Anthropic released Claude Opus 4.8 on May 28, 2026, pairing modest model improvements with dynamic workflows that can spawn hundreds of parallel sub‑agents and a user-facing effort control to tune response depth and token use.
Anthropic released Claude Opus 4.8 on May 28, 2026, calling the update a "modest but tangible" improvement and packaging it with platform features aimed at larger, more agentic workloads. The launch centers on orchestration and usability — dynamic workflows and a user-facing effort control — rather than positioning Opus 4.8 as a pure raw-model leap. That combination matters because it is intended to change how teams distribute large engineering tasks and manage cost versus result depth.
Anthropic published benchmark results for Opus 4.8 that show measurable gains on coding and multidisciplinary tests. Opus 4.8 scores 69.2% on agentic coding (SWE‑Bench Pro), up from 64.3% for Opus 4.7 and ahead of GPT‑5.5 at 58.6%. On the multidisciplinary Humanity's Last Exam, Opus 4.8 posts 49.8% without tools and 57.9% with tools. The company also reports the model is more likely to flag uncertainties and is about four times less likely to leave coding bugs unremarked compared with Opus 4.7.

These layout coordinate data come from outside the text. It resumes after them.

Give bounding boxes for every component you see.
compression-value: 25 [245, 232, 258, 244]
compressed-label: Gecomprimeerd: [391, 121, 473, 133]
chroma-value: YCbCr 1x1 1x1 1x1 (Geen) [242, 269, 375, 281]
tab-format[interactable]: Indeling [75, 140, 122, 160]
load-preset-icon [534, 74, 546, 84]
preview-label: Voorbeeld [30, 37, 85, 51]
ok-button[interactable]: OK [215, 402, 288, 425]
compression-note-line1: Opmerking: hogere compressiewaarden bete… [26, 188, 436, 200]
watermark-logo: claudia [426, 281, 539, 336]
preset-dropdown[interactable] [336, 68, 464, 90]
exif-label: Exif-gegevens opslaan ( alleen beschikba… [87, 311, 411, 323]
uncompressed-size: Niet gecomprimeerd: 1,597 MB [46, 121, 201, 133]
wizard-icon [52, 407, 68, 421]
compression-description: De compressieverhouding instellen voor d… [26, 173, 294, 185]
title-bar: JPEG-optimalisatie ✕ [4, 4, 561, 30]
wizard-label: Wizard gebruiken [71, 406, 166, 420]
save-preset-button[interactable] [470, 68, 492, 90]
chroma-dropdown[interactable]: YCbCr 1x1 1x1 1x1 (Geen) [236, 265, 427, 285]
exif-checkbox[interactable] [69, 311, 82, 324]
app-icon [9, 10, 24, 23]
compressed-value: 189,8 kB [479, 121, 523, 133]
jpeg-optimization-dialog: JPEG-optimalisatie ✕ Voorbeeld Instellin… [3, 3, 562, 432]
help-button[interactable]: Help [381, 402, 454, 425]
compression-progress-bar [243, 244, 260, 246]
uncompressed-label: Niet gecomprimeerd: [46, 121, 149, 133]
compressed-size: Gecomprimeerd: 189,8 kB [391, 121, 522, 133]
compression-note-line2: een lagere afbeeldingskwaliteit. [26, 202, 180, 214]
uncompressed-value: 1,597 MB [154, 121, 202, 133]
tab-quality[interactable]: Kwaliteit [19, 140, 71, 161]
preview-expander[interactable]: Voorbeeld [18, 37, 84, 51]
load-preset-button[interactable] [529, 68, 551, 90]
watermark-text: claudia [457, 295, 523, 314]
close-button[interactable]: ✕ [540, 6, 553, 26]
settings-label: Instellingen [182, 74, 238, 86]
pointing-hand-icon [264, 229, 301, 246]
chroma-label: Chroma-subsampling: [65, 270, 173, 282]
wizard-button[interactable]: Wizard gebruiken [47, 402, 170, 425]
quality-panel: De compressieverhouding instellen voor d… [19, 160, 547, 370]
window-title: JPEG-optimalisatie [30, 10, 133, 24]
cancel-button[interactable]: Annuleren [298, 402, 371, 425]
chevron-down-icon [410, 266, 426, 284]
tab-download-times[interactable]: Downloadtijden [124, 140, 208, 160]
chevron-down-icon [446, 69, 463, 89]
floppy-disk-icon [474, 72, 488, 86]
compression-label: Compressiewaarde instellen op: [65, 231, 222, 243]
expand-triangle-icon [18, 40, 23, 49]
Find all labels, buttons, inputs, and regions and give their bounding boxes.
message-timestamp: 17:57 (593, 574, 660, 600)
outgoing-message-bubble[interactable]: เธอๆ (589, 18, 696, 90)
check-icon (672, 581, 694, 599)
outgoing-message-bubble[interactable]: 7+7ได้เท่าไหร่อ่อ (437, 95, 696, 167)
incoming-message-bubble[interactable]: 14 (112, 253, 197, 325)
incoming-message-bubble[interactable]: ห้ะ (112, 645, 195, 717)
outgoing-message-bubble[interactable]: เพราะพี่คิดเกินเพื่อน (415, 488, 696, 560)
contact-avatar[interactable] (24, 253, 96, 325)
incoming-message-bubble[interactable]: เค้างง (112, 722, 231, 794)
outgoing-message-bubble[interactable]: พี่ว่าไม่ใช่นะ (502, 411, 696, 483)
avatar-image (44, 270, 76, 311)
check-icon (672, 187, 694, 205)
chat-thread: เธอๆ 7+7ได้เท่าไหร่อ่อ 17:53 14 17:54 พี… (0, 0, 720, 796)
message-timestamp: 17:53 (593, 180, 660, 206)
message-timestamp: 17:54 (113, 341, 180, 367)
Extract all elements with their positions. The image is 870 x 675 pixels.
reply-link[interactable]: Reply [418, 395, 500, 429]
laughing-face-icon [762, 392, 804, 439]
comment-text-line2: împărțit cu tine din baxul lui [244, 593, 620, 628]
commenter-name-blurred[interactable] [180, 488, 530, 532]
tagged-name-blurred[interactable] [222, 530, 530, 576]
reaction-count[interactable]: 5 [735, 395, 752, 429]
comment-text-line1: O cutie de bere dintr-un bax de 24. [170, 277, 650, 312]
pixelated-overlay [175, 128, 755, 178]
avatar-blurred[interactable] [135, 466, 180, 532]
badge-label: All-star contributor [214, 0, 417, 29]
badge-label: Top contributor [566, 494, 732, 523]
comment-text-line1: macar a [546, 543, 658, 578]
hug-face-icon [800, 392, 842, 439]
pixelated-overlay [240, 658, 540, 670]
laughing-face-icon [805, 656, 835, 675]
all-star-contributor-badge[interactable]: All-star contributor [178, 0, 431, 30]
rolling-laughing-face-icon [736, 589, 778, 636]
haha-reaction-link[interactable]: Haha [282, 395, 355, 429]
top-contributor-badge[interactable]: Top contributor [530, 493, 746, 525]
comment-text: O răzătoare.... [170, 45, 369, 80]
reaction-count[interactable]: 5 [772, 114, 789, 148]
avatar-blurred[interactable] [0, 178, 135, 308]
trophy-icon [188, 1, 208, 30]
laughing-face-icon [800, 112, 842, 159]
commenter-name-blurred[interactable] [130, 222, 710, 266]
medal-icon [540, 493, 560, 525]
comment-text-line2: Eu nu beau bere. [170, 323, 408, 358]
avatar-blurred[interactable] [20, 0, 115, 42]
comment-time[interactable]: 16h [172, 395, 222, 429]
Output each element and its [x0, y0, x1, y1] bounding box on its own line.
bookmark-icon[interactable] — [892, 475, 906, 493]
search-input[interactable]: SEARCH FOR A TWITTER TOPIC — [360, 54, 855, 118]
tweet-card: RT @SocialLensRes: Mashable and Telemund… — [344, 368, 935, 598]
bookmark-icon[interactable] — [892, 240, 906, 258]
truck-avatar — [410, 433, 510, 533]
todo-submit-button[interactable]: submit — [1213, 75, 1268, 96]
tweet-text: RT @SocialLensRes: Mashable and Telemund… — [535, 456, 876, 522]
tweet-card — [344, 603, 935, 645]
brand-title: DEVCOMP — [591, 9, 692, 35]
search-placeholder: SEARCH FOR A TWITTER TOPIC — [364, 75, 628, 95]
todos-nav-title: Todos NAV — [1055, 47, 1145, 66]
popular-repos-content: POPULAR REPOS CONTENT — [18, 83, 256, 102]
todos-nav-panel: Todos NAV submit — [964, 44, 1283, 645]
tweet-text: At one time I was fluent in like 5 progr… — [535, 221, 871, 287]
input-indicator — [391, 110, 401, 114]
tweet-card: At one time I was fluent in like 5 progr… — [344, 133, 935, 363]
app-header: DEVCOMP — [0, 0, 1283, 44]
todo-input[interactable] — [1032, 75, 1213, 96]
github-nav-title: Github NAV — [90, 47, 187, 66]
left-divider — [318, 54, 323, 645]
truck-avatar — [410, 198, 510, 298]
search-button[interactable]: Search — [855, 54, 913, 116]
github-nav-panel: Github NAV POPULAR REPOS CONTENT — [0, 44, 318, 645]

Anthropic frames Opus 4.8 as outperforming its prior release and several competitors across most tested categories, and says it scores higher on prosocial traits such as support for user autonomy. The company refers readers to the Claude Opus 4.8 System Card for fuller safety and alignment metrics and tests.
The most operationally significant change is dynamic workflows: the platform can plan tasks and spawn hundreds of parallel sub‑agents within a single session. Anthropic says Claude Code running Opus 4.8 can execute codebase‑wide migrations across hundreds of thousands of lines, carrying work from planning through merge. That capability is positioned to let teams parallelize large refactors and distributed coding jobs inside one orchestrated session.
Anthropic also introduced an effort control exposed next to the model picker on claude.ai and in Cowork. Users can set a default of 'high' or ramp to 'extra', 'xhigh' and 'max' to request deeper, more token‑intensive responses; the control is presented as a direct tradeoff between answer depth, latency and token cost.
Pricing for Opus 4.8’s API remains the same as Opus 4.7: $5 per million input tokens and $25 per million output tokens. Fast Mode runs Opus 4.8 at 2.5× speed and is priced at $10 per million input and $50 per million output — about one‑third the prior fast‑mode price. Anthropic says higher rate limits for Claude Code customers will help offset heavier token use, and reporting cites outside analysis suggesting Opus 4.8 could mitigate the practical cost increase seen when 4.7 replaced 4.6.